The Consumer Advocates for Smoke-Free Alternatives Association (CASAA) has tasked itself with educating the public on the benefits of e-cigarettes. It said the FDA should be “encouraging and supporting studies” into e-cigarette safety and their usefulness as a “smoking replacement product.” It also calls the FDA’s original study “misleading,” noting that the FDA stated that e-cigarettes contain carcinogens “without bothering to mention that FDA-approved nicotine replacement therapy products contain equivalent quantities.” the CASAA claims that a gram of the liquid found inside e-cigarettes contains the equivalent carcinogens of a nicotine patch, and less than one percent of those found in a full-flavor Marlboro cigarette.

The FDA has continued to face problems regulating e-cigarettes because of the way the devices are classified. If they are not marketed as something that can help you quit smoking, then they are not subject to the same laws covering nicotine patches or gum. If they are categorized as tobacco products, then they should be regulated as regular cigarettes.

Since 2010, the FDA has not conducted any further studies and has stood behind its initial research. Elsewhere in the world, Australia is about to launch a full clinical trial of e-cigarettes, while the UK government is attempting to determine the efficacy of ecigs as a tobacco-replacement tool.

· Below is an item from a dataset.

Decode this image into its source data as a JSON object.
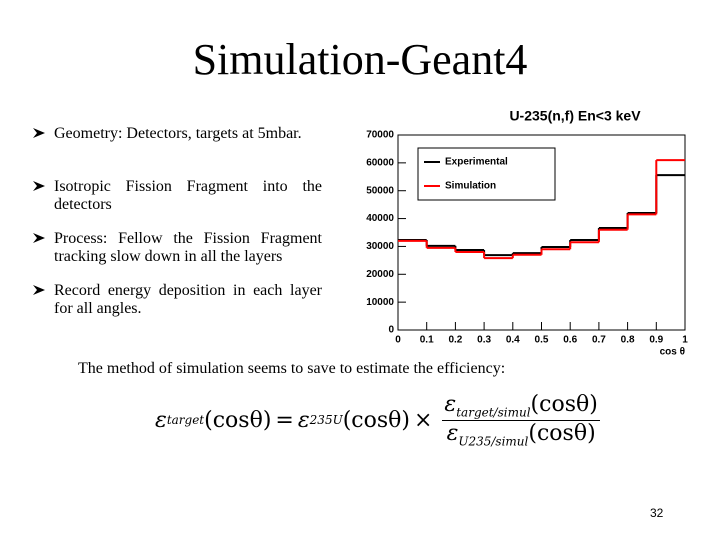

Big tobacco is starting to feel the effects of the e-cigarette boom. British American Tobacco, the world’s second-largest tobacco firm, bought out a UK startup that develops e-cigarette technology. Lorillard acquired e-cigarette brand Blu Cigs for $135 million. Philip Morris and Reynolds have publicly stated their intent to enter the market. These industry giants are well placed to fight against any new regulation.

Clive Bates, a former British civil servant who runs a site focused on “analytic advocacy” has looked into proposed EU regulation, and worries that it could stifle what is certainly a growing market in a stalled economy.

“What is the appropriate safety standard for nicotine delivery?” asks Bates. “Most is delivered in a matrix of toxic smoke and poisonous gases.” If e-cigarettes are less harmful than tobacco, why not embrace the technology and attempt to improve it? Why ban something that is less harmful than the product that kills 400,000 Americans each year?

Both the CASAA and Bates say that the framework to properly regulate e-cigarettes is already in place. Any product on sale in the US and Europe must be clearly-labeled, include safety warnings. Bates argues that forcing manufacturers to meet those standards, and routinely checking to ensure they do, should be enough.

Until a thorough research and investigation are done on all the ecig brands on sale in the US, there is no way to know if electronic cigarettes are really safe for you. The FDA is standing pat while millions of untested, unregulated devices continue to flood in from China.